University Trustee Gerry Lenfest pledges support—the largest gift ever made for the arts at Columbia—for the construction of the Lenfest Center for the Arts, a multidisciplinary academic and performance space on the Manhattanville campus.

2012
The Theatre Program and the Classic Stage Company (CSC) announce an agreement to make all third-year MFA students in Acting and two students in Stage Management each year eligible to join Actors Equity Association (AEA). This agreement makes The Oscar Hammerstein II Center for Theatre Studies at Columbia the first in New York to offer this invaluable bridge to the field.

Filmmaker and Film alumna Katharina Otto-Bernstein makes a donation supporting a state-of-the-art screening room within the Lenfest Center for the Arts.

2013
The Writing Program—through the initiative of Phillip Lopate, director of the Nonfiction concentration—hosts a day-long “Stalking the Essay Conference” open to students and general public.

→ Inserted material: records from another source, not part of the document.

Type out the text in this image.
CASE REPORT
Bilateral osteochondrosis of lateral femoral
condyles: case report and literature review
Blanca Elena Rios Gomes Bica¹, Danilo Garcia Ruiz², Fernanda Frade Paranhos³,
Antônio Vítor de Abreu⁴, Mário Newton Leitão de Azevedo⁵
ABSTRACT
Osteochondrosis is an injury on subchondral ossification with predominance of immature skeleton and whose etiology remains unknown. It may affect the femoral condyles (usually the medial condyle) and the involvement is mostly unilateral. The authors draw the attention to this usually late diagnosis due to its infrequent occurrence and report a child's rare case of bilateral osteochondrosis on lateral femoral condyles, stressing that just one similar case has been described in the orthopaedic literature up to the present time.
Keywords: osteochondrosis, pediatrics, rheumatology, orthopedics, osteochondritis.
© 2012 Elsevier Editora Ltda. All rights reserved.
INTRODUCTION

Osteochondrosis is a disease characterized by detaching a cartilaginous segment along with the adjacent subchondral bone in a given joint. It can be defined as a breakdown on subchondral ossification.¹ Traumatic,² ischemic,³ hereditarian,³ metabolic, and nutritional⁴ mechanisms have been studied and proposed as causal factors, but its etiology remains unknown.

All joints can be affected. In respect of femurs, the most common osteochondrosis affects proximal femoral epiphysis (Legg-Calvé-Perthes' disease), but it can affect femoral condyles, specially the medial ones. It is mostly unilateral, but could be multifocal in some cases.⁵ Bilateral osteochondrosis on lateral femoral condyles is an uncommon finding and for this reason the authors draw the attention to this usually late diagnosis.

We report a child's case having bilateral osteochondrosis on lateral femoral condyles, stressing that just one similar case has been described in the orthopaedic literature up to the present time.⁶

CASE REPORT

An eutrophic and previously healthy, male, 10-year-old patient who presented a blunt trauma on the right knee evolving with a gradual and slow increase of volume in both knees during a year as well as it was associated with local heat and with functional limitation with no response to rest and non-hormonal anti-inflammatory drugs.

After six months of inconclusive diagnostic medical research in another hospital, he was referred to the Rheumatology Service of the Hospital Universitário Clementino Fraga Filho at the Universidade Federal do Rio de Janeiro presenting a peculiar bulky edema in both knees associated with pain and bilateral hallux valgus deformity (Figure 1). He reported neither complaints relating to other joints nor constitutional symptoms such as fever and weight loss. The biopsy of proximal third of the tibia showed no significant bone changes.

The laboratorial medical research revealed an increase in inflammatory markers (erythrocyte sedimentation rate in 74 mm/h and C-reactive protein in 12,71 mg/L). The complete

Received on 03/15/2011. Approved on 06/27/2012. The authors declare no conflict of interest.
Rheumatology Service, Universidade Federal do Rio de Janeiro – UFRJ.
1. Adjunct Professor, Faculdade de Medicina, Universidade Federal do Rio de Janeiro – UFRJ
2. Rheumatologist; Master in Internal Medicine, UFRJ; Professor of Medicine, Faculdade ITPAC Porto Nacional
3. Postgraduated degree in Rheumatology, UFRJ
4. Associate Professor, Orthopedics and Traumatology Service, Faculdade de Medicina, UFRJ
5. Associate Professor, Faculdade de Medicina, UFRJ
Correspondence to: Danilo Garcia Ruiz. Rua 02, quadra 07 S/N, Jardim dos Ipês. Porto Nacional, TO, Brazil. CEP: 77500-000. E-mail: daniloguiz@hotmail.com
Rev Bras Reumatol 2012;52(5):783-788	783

The Visual Arts Program collaborates with Columbia’s Music Department and the Computer Music Center to launch a multidisciplinary MFA program in Sound Arts.

The Film Program introduces a concentration in Television Writing for MFA candidates in the Screenwriting/Directing program.

Construction begins on the 60,000-square-foot Lenfest Center for the Arts, designed by renowned architect Renzo Piano, on Columbia’s new 17-acre Manhattanville campus.

2015
Members of the first graduating class of the new Sound Arts Program exhibit their work in the thesis show Amplitude at Pioneer Works, a center for research and experimentation in contemporary culture in Red Hook, Brooklyn.

The Writing Program’s second “Stalking the Essay Conference” expands to a three-day conference in collaboration with the Film and Visual Arts programs.

School of the Arts celebrates the 50th Anniversary of its founding with its first alumni weekend kicking off a year of public programming.